Just to remind you, there’s a theory that if the ratio of your waist to your hips exceeds 0.9 for a man or 0.85 for a woman then your sex drive and performance will be compromised. Well, I’ve been testing this out. And after a bit of a struggle I finally got down to the magic ratio on Christmas Day. That’s to say my waist measures 84.5 cm and my hips measure 94 cm, and dividing the former by the latter produces 0.899.

It was actually harder than I thought it would be, because as you lose weight around your middle you also tend to lose it around your hips, so the ratio doesn’t change that much. You have to do something to build up your thigh and buttock muscles and in my case it was cycling. And on Christmas Day itself a touch of snowboarding.

So has it worked? Well – and I’m trying to be scientific here – I think it has. Not that I exactly had love handles the size of elephants’ ears anyway. And, of course, the effects of these kinds of things are fairly subtle. Sex drive and performance are not constants and it’s not always easy to work out what was the cause of any change.

All I can say is, give it a go. Put that Christmas lunch firmly behind you and resolve that in the New Year those love handles will be no more.

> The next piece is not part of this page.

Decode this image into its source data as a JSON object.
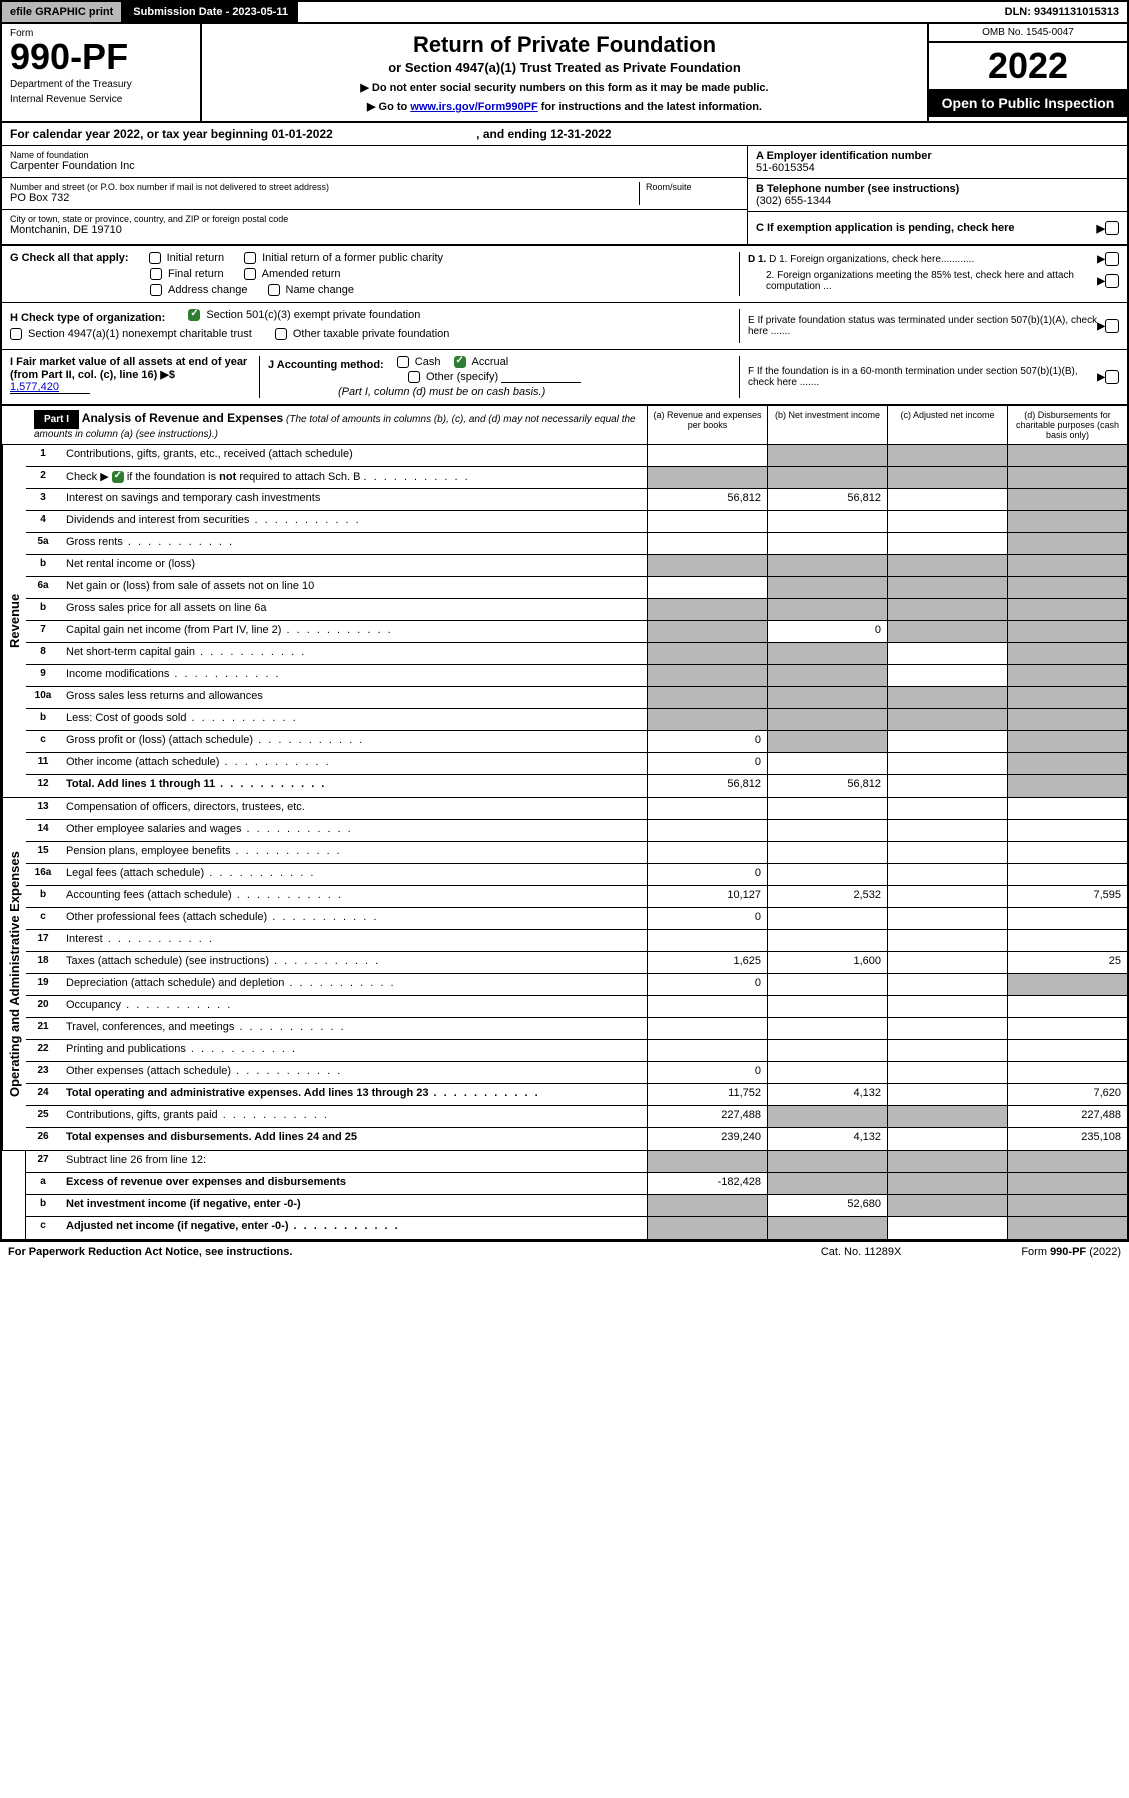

Meanwhile, if any of you have stories or data on the relationship between your sexual prowess and your waist:hip ratio please share them with us by clicking on ‘comments’. Or, indeed, if your sex drive suffered (or increased) when you put on weight that would also be interesting.

So which will it be for you? Food or sex? Which makes you happiest? I’ve made my own decision. I’d rather have more sex and less food, rather than the other way around. So my own Christmas lunch was muesli eaten out of a plastic pot in the car park of my nearest ski station. I was about to write that sometimes you have to forego a pleasure in the search for a greater happiness. But, actually, it’s not true. The muesli was great!

I hope you had a wonderful Christmas and I wish you a 0.9 (or 0.85) New Year.